Women’s Rights & Children’s Rights – developing synergies, minimizing tensions

12.10.21

MMM has contributed to a newly released book on this theme.

Co-edited by Enfants du Monde Suisse (EdM) and the Centre Interfacultaire en Droits de l’Enfant of the University of Geneva (UNIGE), Women’s Rights and Children’s Rights – Towards an Integrated Approach in Development Cooperation has its origins in a workshop organised in 2019 on the occasion of the 30th anniversary of the Convention on the Rights of the Child with the theme Children’s rights and women’s rights – fields of tension or synergies?

The lives of children and women are strongly intertwined, often through interdependent relationships. Yet women and children’s rights are frequently dissociated in legislation and policy, and in development programs.

The book seeks to answer some key questions:

  • How to position oneself as an actor of international cooperation in relation to social issues that concern and at the same time address the protection and promotion of children’s rights and women’s rights, or even other rights?
  • How to resolve or better anticipate possible tensions?
  • How to create synergies?

The book is divided into two parts: an analysis of the tensions and synergies that can be observed between children’s rights and women’s rights; and a case study section presenting examples of good practices from programs implemented in development cooperation.

It is to this second part that MMM has contributed in collaboration with ACEV, a Turkish NGO that develops and implements child development support programmes, and which like MMM is a member of the Early Childhood Peace Consortium.

MOCEP – An example of good practice

The book provides the good practice example of MOCEP (Mother and Child Education Programme), the early childhood education support program developed by ACEV. It targets mothers and pre-school children living in disadvantaged areas, an initiative successfully implemented in Turkey, as well as in some fifteen other countries around the world.

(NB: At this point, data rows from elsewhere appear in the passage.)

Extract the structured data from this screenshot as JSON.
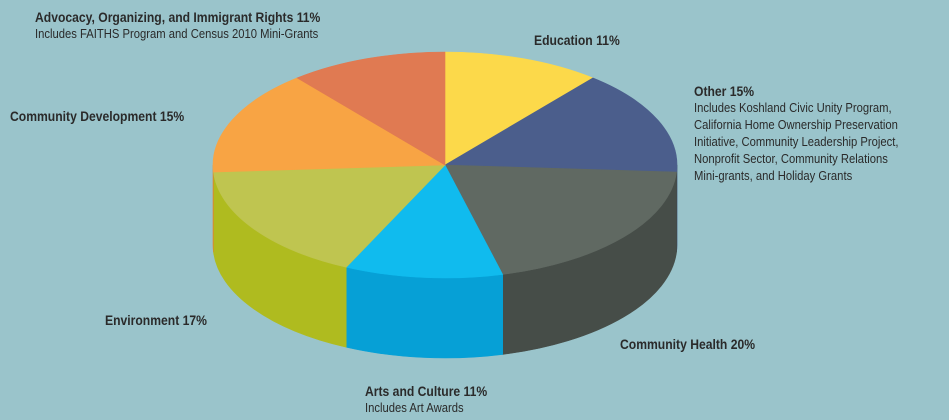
{
  "chart_data": {
    "type": "pie",
    "categories": [
      "Education",
      "Other",
      "Community Health",
      "Arts and Culture",
      "Environment",
      "Community Development",
      "Advocacy, Organizing, and Immigrant Rights"
    ],
    "values": [
      11,
      15,
      20,
      11,
      17,
      15,
      11
    ],
    "labels": [
      {
        "title": "Education 11%",
        "note": ""
      },
      {
        "title": "Other 15%",
        "note": "Includes Koshland Civic Unity Program,\nCalifornia Home Ownership Preservation\nInitiative, Community Leadership Project,\nNonprofit Sector, Community Relations\nMini-grants, and Holiday Grants"
      },
      {
        "title": "Community Health 20%",
        "note": ""
      },
      {
        "title": "Arts and Culture 11%",
        "note": "Includes Art Awards"
      },
      {
        "title": "Environment 17%",
        "note": ""
      },
      {
        "title": "Community Development 15%",
        "note": ""
      },
      {
        "title": "Advocacy, Organizing, and Immigrant Rights 11%",
        "note": "Includes FAITHS Program and Census 2010 Mini-Grants"
      }
    ],
    "colors": [
      "#fcd94a",
      "#4b5e8c",
      "#606962",
      "#10bbee",
      "#bfc550",
      "#f8a444",
      "#e07a52"
    ],
    "side_colors": [
      "#d9b62e",
      "#333f63",
      "#464d48",
      "#06a0d6",
      "#afbb1f",
      "#d98a30",
      "#c0603c"
    ],
    "start_angle": "12 o'clock",
    "direction": "clockwise",
    "style": "3d-pie",
    "legend": "none"
  }
}
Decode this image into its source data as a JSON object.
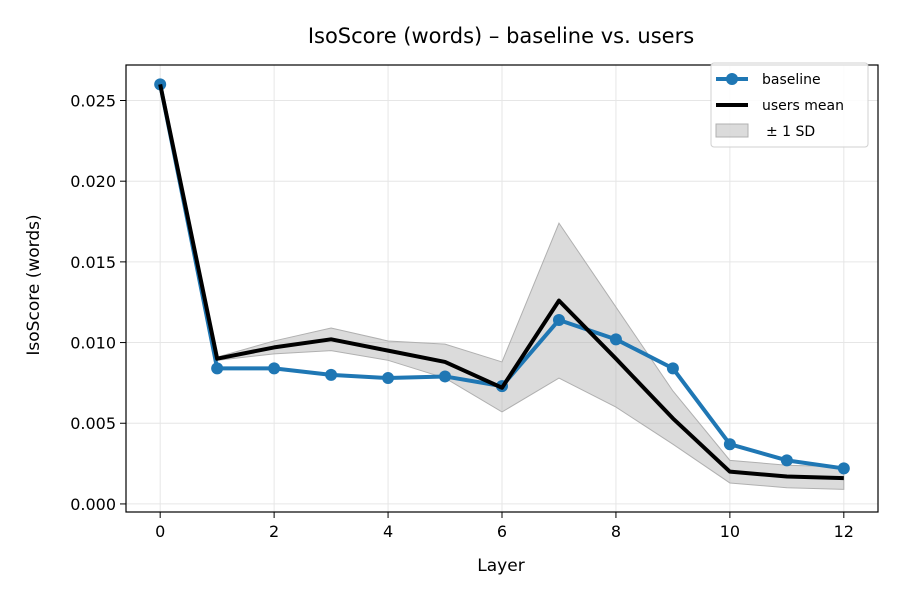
{
  "chart_data": {
    "type": "line",
    "title": "IsoScore (words) – baseline vs. users",
    "xlabel": "Layer",
    "ylabel": "IsoScore (words)",
    "xlim": [
      -0.6,
      12.6
    ],
    "ylim": [
      -0.0005,
      0.0272
    ],
    "xticks": [
      0,
      2,
      4,
      6,
      8,
      10,
      12
    ],
    "xtick_labels": [
      "0",
      "2",
      "4",
      "6",
      "8",
      "10",
      "12"
    ],
    "yticks": [
      0.0,
      0.005,
      0.01,
      0.015,
      0.02,
      0.025
    ],
    "ytick_labels": [
      "0.000",
      "0.005",
      "0.010",
      "0.015",
      "0.020",
      "0.025"
    ],
    "grid": true,
    "legend_position": "top-right",
    "x": [
      0,
      1,
      2,
      3,
      4,
      5,
      6,
      7,
      8,
      9,
      10,
      11,
      12
    ],
    "series": [
      {
        "name": "baseline",
        "color": "#1f77b4",
        "marker": "circle",
        "values": [
          0.026,
          0.0084,
          0.0084,
          0.008,
          0.0078,
          0.0079,
          0.0073,
          0.0114,
          0.0102,
          0.0084,
          0.0037,
          0.0027,
          0.0022
        ]
      },
      {
        "name": "users mean",
        "color": "#000000",
        "marker": "none",
        "values": [
          0.026,
          0.009,
          0.0097,
          0.0102,
          0.0095,
          0.0088,
          0.0072,
          0.0126,
          0.009,
          0.0053,
          0.002,
          0.0017,
          0.0016
        ]
      }
    ],
    "band": {
      "name": "± 1 SD",
      "color": "#b0b0b0",
      "lower": [
        0.026,
        0.0089,
        0.0093,
        0.0095,
        0.0089,
        0.0078,
        0.0057,
        0.0078,
        0.006,
        0.0037,
        0.0013,
        0.001,
        0.0009
      ],
      "upper": [
        0.026,
        0.0091,
        0.0101,
        0.0109,
        0.0101,
        0.0099,
        0.0088,
        0.0174,
        0.0122,
        0.007,
        0.0027,
        0.0024,
        0.0023
      ]
    }
  }
}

The example of MOCEP shows the impact that early childhood development support programs can have not only on the child, but also on the mother, and on the whole family and community environment:

  • Improved cognitive and social skills of children, who also gain confidence and are more attentive to others
  • Reduced conflict and violence in families – through positive discipline, better mother-child relationships
  • Increased empowerment of women, who also gain confidence and feel more valued
  • An impact that extends beyond the mother-child relationship: better relationship within the couple, and even between the father and the children

Given these positive outcomes, the program is a perfect example of existing synergies between children’s rights and women’s rights.

However, from a women’s rights perspective, this type of programme has two drawbacks:

  • It increases the mother’s educational workload – i.e. the unpaid work of caring
  • It reinforces gender stereotypes about a woman’s place in the home, i.e. the idea that it is “normal” or even “natural” for a woman to look after the children.

To resolve these tensions, it is important to involve fathers, if possible at a level comparable to that of mothers.

Conclusion

The MOCEP initiative shows that considering the family environment and supporting parents, especially mothers, including parenting education, is absolutely essential for the realisation of children’s rights

Moreover, in reality, most mothers experience on a daily basis this tension between children’s rights (to be raised by their parents and to develop harmoniously) and women’s rights (to have an active life outside the home).

Mothers too often end up having to make ‘choices’ – that often are not real choices, but rather compromises and sacrifices – such as reducing the amount of time they spend in paid work, giving up careers, politics, etc…  the direct consequence of these ‘choices’ is that mothers are too often economically and socially penalised.

Resolving this tension between children’s rights and women’s rights is therefore fundamental to both progress on gender equality, and to the realisation of children’s rights – therefore for the future of our societies.